We all want a bar of soap that's not only kind to our skin, but lasts well and is good value for money right?
What you might not realise is that the oils we choose when making a bar of soap have a big impact on the hardness of the finished bar. Other factors also come into play, such as how long the bar is aged or 'cured' and how the bar is stored between use.
When we made the decision to phase out the use of our organic, sustainable palm oil we knew that it would be a challenge to make a bar that was just as hard and long lasting. We substituted palm with cacao and shea butter, as they both contribute to the hardness. The downside to using cacao and shea butter is that they're around three to four times as expensive as organic, sustainable palm oil.

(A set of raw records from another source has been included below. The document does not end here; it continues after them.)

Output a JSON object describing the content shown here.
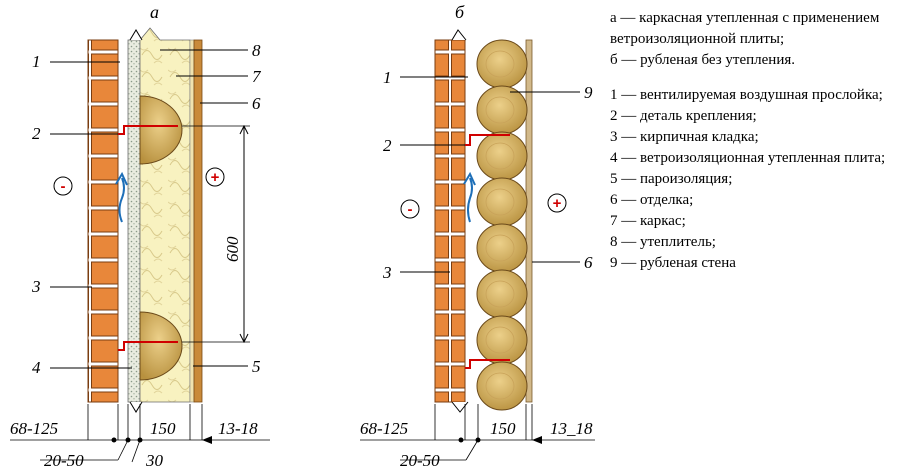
{
  "titles": {
    "a": "а",
    "b": "б"
  },
  "signs": {
    "minus": "-",
    "plus": "+"
  },
  "labels_a": {
    "l1": "1",
    "l2": "2",
    "l3": "3",
    "l4": "4",
    "l5": "5",
    "l6": "6",
    "l7": "7",
    "l8": "8"
  },
  "labels_b": {
    "l1": "1",
    "l2": "2",
    "l3": "3",
    "l6": "6",
    "l9": "9"
  },
  "dims_a": {
    "brick": "68-125",
    "gap": "20-50",
    "plate": "30",
    "insul": "150",
    "finish": "13-18",
    "spacing": "600"
  },
  "dims_b": {
    "brick": "68-125",
    "gap": "20-50",
    "log": "150",
    "finish": "13_18"
  },
  "legend": {
    "variants": [
      "а — каркасная утепленная с применением ветроизоляционной плиты;",
      "б — рубленая без утепления."
    ],
    "items": [
      "1 — вентилируемая воздушная прослойка;",
      "2 — деталь крепления;",
      "3 — кирпичная кладка;",
      "4 — ветроизоляционная утепленная плита;",
      "5 — пароизоляция;",
      "6 — отделка;",
      "7 — каркас;",
      "8 — утеплитель;",
      "9 — рубленая стена"
    ]
  },
  "colors": {
    "brick": "#e8873a",
    "mortar": "#ffffff",
    "insulation": "#f8f2c0",
    "wood": "#d9b76a",
    "finish": "#c98a3a",
    "accent": "#d00000",
    "arrow": "#1e6fb8"
  }
}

So, our cost of production went up considerably while we've made every attempt to keep our bar price down. Environmentalism and social conscience has a price.
Oddly enough, palm oil and lard/tallow are almost identical in their triglyceride structure - both are high in palmitic and stearic acid. Once shunned in favour of vegetarian palm oil, these animal fats are making a comeback both for the health benefits of a stable saturated fat (over processed hydrogenated vegetable fats) and for their environmental credentials. Naturally, animal fat is very similar to our own and the unadulterated oil from grass fed, hormone free, locally sourced animals may one day make a comeback as a sustainable soap ingredient.

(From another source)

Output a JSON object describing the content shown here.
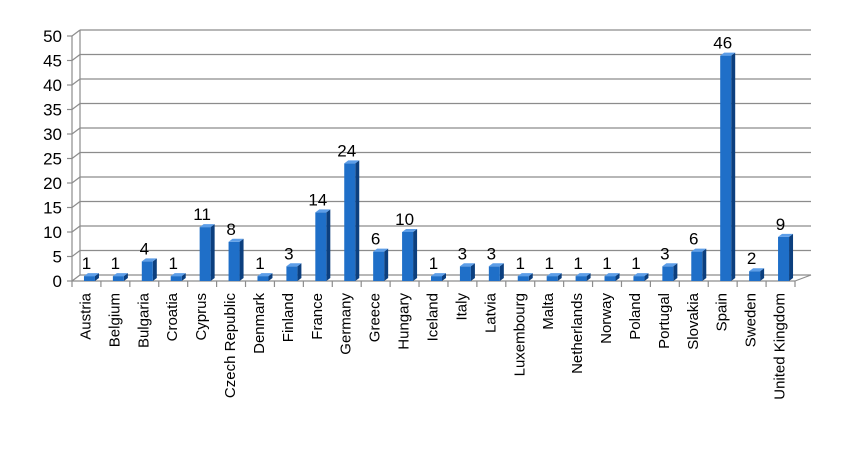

Very interesting, yet Washpool Farm soap is based on vegetable oils, so we're left with the issue of how to get the very best value from our beautiful bar of soap.

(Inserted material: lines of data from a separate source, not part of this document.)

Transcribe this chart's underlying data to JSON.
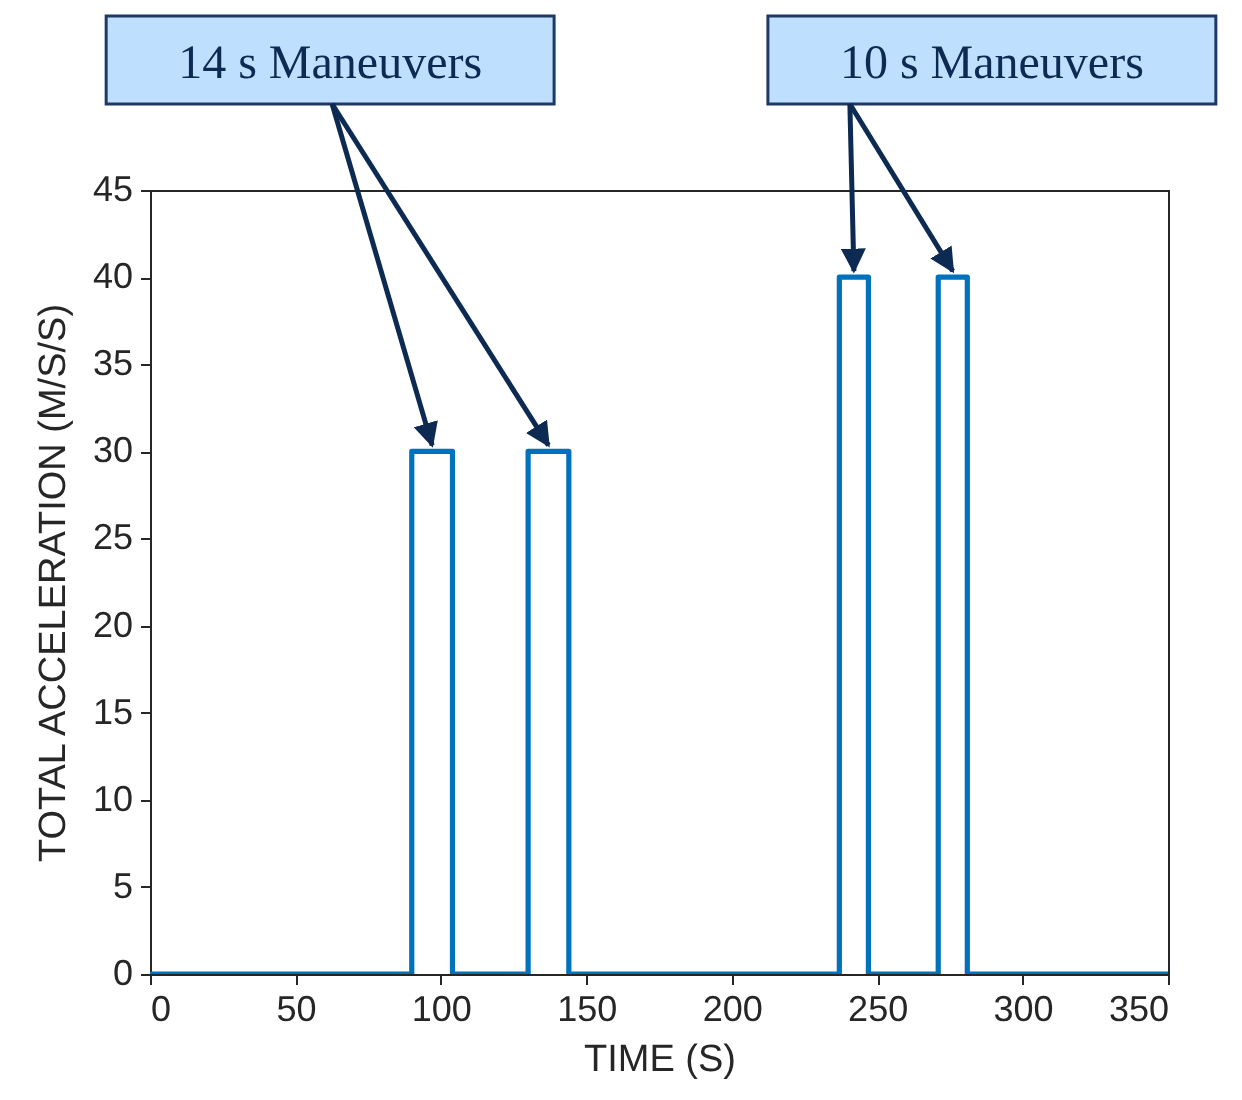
{
  "chart_data": {
    "type": "line",
    "xlabel": "TIME (S)",
    "ylabel": "TOTAL ACCELERATION (M/S/S)",
    "x": [
      0,
      90,
      90,
      104,
      104,
      130,
      130,
      144,
      144,
      237,
      237,
      247,
      247,
      271,
      271,
      281,
      281,
      350
    ],
    "series": [
      {
        "color": "#0072bd",
        "values": [
          0,
          0,
          30,
          30,
          0,
          0,
          30,
          30,
          0,
          0,
          40,
          40,
          0,
          0,
          40,
          40,
          0,
          0
        ]
      }
    ],
    "xlim": [
      0,
      350
    ],
    "xticks": [
      0,
      50,
      100,
      150,
      200,
      250,
      300,
      350
    ],
    "ylim": [
      0,
      45
    ],
    "yticks": [
      0,
      5,
      10,
      15,
      20,
      25,
      30,
      35,
      40,
      45
    ],
    "grid": false,
    "line_style": "solid",
    "annotations": [
      {
        "text": "14 s Maneuvers",
        "x": 97,
        "y": 30
      },
      {
        "text": "10 s Maneuvers",
        "x": 242,
        "y": 40
      }
    ]
  }
}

Well, this might sound a bit weird considering the purpose of soap, but allowing your bar to drain well and dry between use will significantly extend the life of a bar. A soap rack with big slots to allow plenty of air circulation works well. Dishes with a single hole that sometimes gets clogged will lead to soggy soap, regardless of whether it's handmade or commercially made.
I like to keep more than one bar in the shower and alternate between them. I kind of base my choice on mood, moving from a spicy oatmeal filled bar in the morning to a more feminine geranium goat milk bar at night. I get to enjoy some variety, and my bars get to dry out completely between use.
Another technique that prolongs the life of your soap bar is to use a bath puff or washer. Rub the bar over the wet washer and place the bar back on the rack to dry. This also happens to be the technique I recommend when washing small children. Swish the soap through the water and put it up to dry or rub a little on a washer and hand it to the child to wash themself. This is all the soap they need and will avoid the disappointment of finding their lovely goat milk soap bar in a soggy mess at the bottom of the bath.
When travelling, you can avoid the soggy soap syndrome by cutting your bar down to guest bar size pieces.
Finally, you could employ a technique our grandmothers and great grand mothers used. These frugal women knew that a well cured (aged) bar would be harder and last longer. I've heard many a recollection of kids being told to go and grab a new bar of soap for Grandma - and they knew they had to take the oldest bar first. This fits well with our discounted pricing policy when you purchase multiple bars. Our full sized soap bars can be purchased for as little as $3.50. And yes, they love to be stored in your knicker drawer where they'll scent your smalls beautifully while happily ageing in a nice dry environment.